Today I had the port implanted.
It actually did not start out so well. My veins are failing me in my left arm. Its getting harder and harder to find a vein that will cooperate. That is the whole purpose of getting this port, so it will be a no fuss no mus issue every time I go for an IV.
I got jabbed about 5 times today to find a good vein. I feel like the human pin cushion. Finally, one of the nurses saw some good veins by my wrist which I was hoping would go un noticed since that is a painful area for an IV. She zeroed in on one and went for it. It was not pleasant but like she said, she could try a few more and have them not work or go straight for that one and be done with it. So, in the end that was ok.
After that was done, I went in for the procedure.
My biggest fear was having to walk into an OR and climb on the table. Something about having to walk in there is....eery. I may be being a little dramatic about that, but I guess I am a wimp.
This time was not so bad. I guess sine it was not an actual OR and there were no "wings" on either side of the table to have my arms strapped down. My arms were kind of tied up beside my body, but that was alright. Not a bad feeling.
I had a plastic tent put over my whole head so I could not see what was going on. That suited me perfect. I don't want to see or hear anything.
They started off with the prophylactic anti biotics and then ran a sedative through the line. Not sure what it actually was but it seemed to work well since my legs stopped shaking and I became so relaxed and happy. I was pretty nervous. I asked for a little more of the sedative since I was hoping to pass out so I did not hear anything going on.
The freezing was then injected. That was a little painful but oh well. I told the Dr. that I have problems with freezing. When I had my C-section, the epidural did not freeze me. So, today to be sure, I got extra freezing.
I was lying there with my head turned to the right where there was a nurse there that is supposed to be there for support for the patient to keep me calm and assured that everything is ok. I remember turning to her, and well, that was it, I was out. The sedatives put me right to sleep and I don't remember much of anything.
An hour passed and I started to wake up. I do think I woke up a few times when there was a little pressure on my chest but fort he most part I was happily sleeping. When the whole thing was over, I was happy but actually missed my little relaxation time. I was totally blissful with the sedatives!! Some people go to the spa for relaxation, well, I go for surgery! It turned out to be just fine, I did not hear a word of what anyone said and I felt nothing.

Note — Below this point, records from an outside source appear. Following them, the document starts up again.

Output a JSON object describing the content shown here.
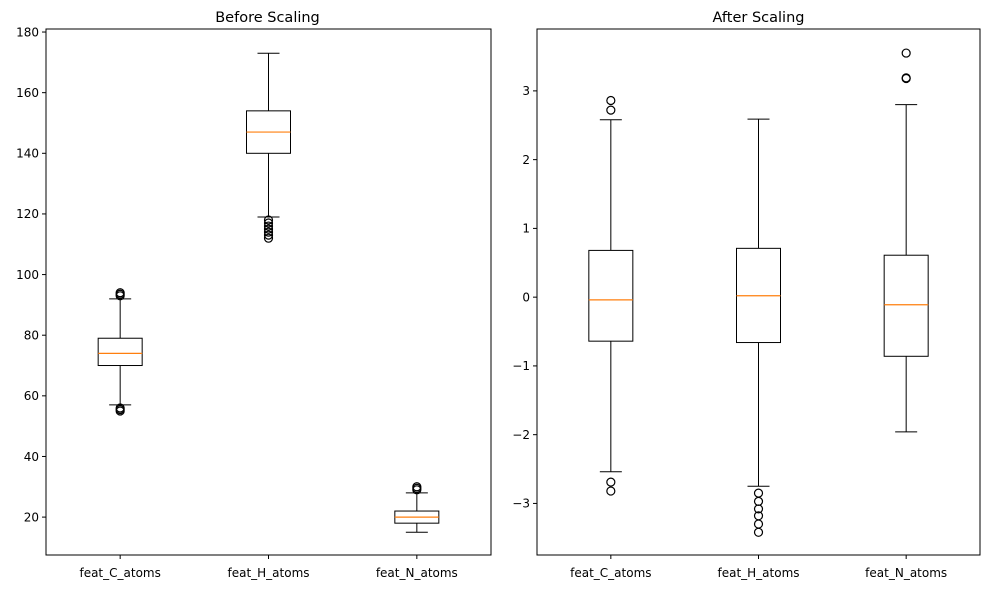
{
  "chart_data": [
    {
      "type": "boxplot",
      "title": "Before Scaling",
      "xlabel": "",
      "ylabel": "",
      "categories": [
        "feat_C_atoms",
        "feat_H_atoms",
        "feat_N_atoms"
      ],
      "ylim": [
        7.5,
        181
      ],
      "yticks": [
        20,
        40,
        60,
        80,
        100,
        120,
        140,
        160,
        180
      ],
      "ytick_labels": [
        "20",
        "40",
        "60",
        "80",
        "100",
        "120",
        "140",
        "160",
        "180"
      ],
      "boxes": [
        {
          "category": "feat_C_atoms",
          "whisker_low": 57,
          "q1": 70,
          "median": 74,
          "q3": 79,
          "whisker_high": 92,
          "outliers": [
            55,
            55.5,
            56,
            93,
            93.5,
            94
          ]
        },
        {
          "category": "feat_H_atoms",
          "whisker_low": 119,
          "q1": 140,
          "median": 147,
          "q3": 154,
          "whisker_high": 173,
          "outliers": [
            112,
            113,
            114,
            115,
            116,
            117,
            118
          ]
        },
        {
          "category": "feat_N_atoms",
          "whisker_low": 15,
          "q1": 18,
          "median": 20,
          "q3": 22,
          "whisker_high": 28,
          "outliers": [
            29,
            29.5,
            30
          ]
        }
      ],
      "grid": false,
      "colors": {
        "box": "#000000",
        "median": "#ff7f0e"
      }
    },
    {
      "type": "boxplot",
      "title": "After Scaling",
      "xlabel": "",
      "ylabel": "",
      "categories": [
        "feat_C_atoms",
        "feat_H_atoms",
        "feat_N_atoms"
      ],
      "ylim": [
        -3.75,
        3.9
      ],
      "yticks": [
        -3,
        -2,
        -1,
        0,
        1,
        2,
        3
      ],
      "ytick_labels": [
        "−3",
        "−2",
        "−1",
        "0",
        "1",
        "2",
        "3"
      ],
      "boxes": [
        {
          "category": "feat_C_atoms",
          "whisker_low": -2.54,
          "q1": -0.64,
          "median": -0.04,
          "q3": 0.68,
          "whisker_high": 2.58,
          "outliers": [
            -2.82,
            -2.69,
            2.72,
            2.86
          ]
        },
        {
          "category": "feat_H_atoms",
          "whisker_low": -2.75,
          "q1": -0.66,
          "median": 0.02,
          "q3": 0.71,
          "whisker_high": 2.59,
          "outliers": [
            -2.85,
            -2.97,
            -3.08,
            -3.18,
            -3.3,
            -3.42
          ]
        },
        {
          "category": "feat_N_atoms",
          "whisker_low": -1.96,
          "q1": -0.86,
          "median": -0.11,
          "q3": 0.61,
          "whisker_high": 2.8,
          "outliers": [
            3.18,
            3.19,
            3.55
          ]
        }
      ],
      "grid": false,
      "colors": {
        "box": "#000000",
        "median": "#ff7f0e"
      }
    }
  ]
}
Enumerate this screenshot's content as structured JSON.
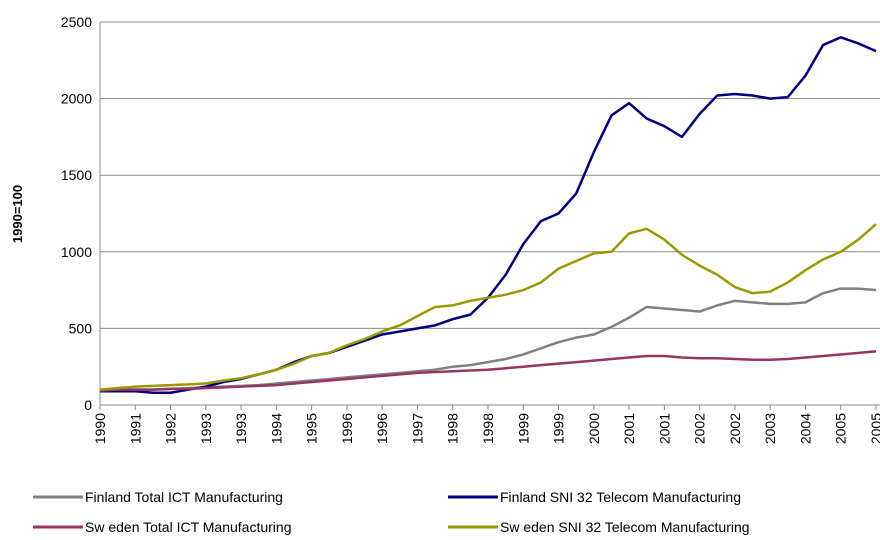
{
  "chart_data": {
    "type": "line",
    "ylabel": "1990=100",
    "categories": [
      "1990",
      null,
      "1991",
      null,
      "1992",
      null,
      "1993",
      null,
      "1993",
      null,
      "1994",
      null,
      "1995",
      null,
      "1996",
      null,
      "1996",
      null,
      "1997",
      null,
      "1998",
      null,
      "1998",
      null,
      "1999",
      null,
      "1999",
      null,
      "2000",
      null,
      "2001",
      null,
      "2001",
      null,
      "2002",
      null,
      "2002",
      null,
      "2003",
      null,
      "2004",
      null,
      "2005",
      null,
      "2005"
    ],
    "series": [
      {
        "name": "Finland Total ICT Manufacturing",
        "color": "#808080",
        "values": [
          95,
          100,
          100,
          100,
          105,
          110,
          115,
          120,
          125,
          130,
          140,
          150,
          160,
          170,
          180,
          190,
          200,
          210,
          220,
          230,
          250,
          260,
          280,
          300,
          330,
          370,
          410,
          440,
          460,
          510,
          570,
          640,
          630,
          620,
          610,
          650,
          680,
          670,
          660,
          660,
          670,
          730,
          760,
          760,
          750
        ]
      },
      {
        "name": "Finland SNI 32 Telecom Manufacturing",
        "color": "#000080",
        "values": [
          90,
          90,
          90,
          80,
          80,
          100,
          120,
          150,
          170,
          200,
          230,
          280,
          320,
          340,
          380,
          420,
          460,
          480,
          500,
          520,
          560,
          590,
          700,
          850,
          1050,
          1200,
          1250,
          1380,
          1650,
          1890,
          1970,
          1870,
          1820,
          1750,
          1900,
          2020,
          2030,
          2020,
          2000,
          2010,
          2150,
          2350,
          2400,
          2360,
          2310
        ]
      },
      {
        "name": "Sw eden Total ICT Manufacturing",
        "color": "#993366",
        "values": [
          95,
          100,
          100,
          100,
          105,
          105,
          110,
          115,
          120,
          125,
          130,
          140,
          150,
          160,
          170,
          180,
          190,
          200,
          210,
          215,
          220,
          225,
          230,
          240,
          250,
          260,
          270,
          280,
          290,
          300,
          310,
          320,
          320,
          310,
          305,
          305,
          300,
          295,
          295,
          300,
          310,
          320,
          330,
          340,
          350
        ]
      },
      {
        "name": "Sw eden SNI 32 Telecom Manufacturing",
        "color": "#999900",
        "values": [
          100,
          110,
          120,
          125,
          130,
          135,
          140,
          160,
          175,
          200,
          230,
          270,
          320,
          340,
          390,
          430,
          480,
          520,
          580,
          640,
          650,
          680,
          700,
          720,
          750,
          800,
          890,
          940,
          990,
          1000,
          1120,
          1150,
          1080,
          980,
          910,
          850,
          770,
          730,
          740,
          800,
          880,
          950,
          1000,
          1080,
          1180
        ]
      }
    ],
    "ylim": [
      0,
      2500
    ],
    "yticks": [
      0,
      500,
      1000,
      1500,
      2000,
      2500
    ],
    "grid": true
  }
}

I was in recovery for an hour. I did not need any pain killers nor did I feel sick to the stomach. Since I could not have food from about 12am, I was starving. I stuffed myself full last night and drank so much water I think I made a fish look dry.
I was given a really good turkey sandwich and milk, waited with my mother to be sprung and finally I was.
I started to feel like crap on the way home and was not sure if I would make it without puking all over my mothers car. I made it. Ran inside and downed a Metoclop anti nauseant and went and took a nap on the couch. I was just feeling extra crappy and crampy too because of my period. So, I was a ball of blah.
My neck is hurting right now. I am bandaged right up, probably looks worse than it is. I just took a T3 and watching Survivor and then I think its bed time.
The port is kinda neat. I got to see one before it was implanted. I should have taken a photo of it.
Friday is chemo again and I am very excited.
I pray that God will continue to bless the efforts and the chemo that is being given. So far I have so much to be thankful for. What would I do with out chemo, what would I do with out the port? My veins can't take it much longer and i am so thankful for this port.
I am still waiting on the Iniparib and I pray that there are no "glitches" in getting it. I am in total survival mode and I need it so bad.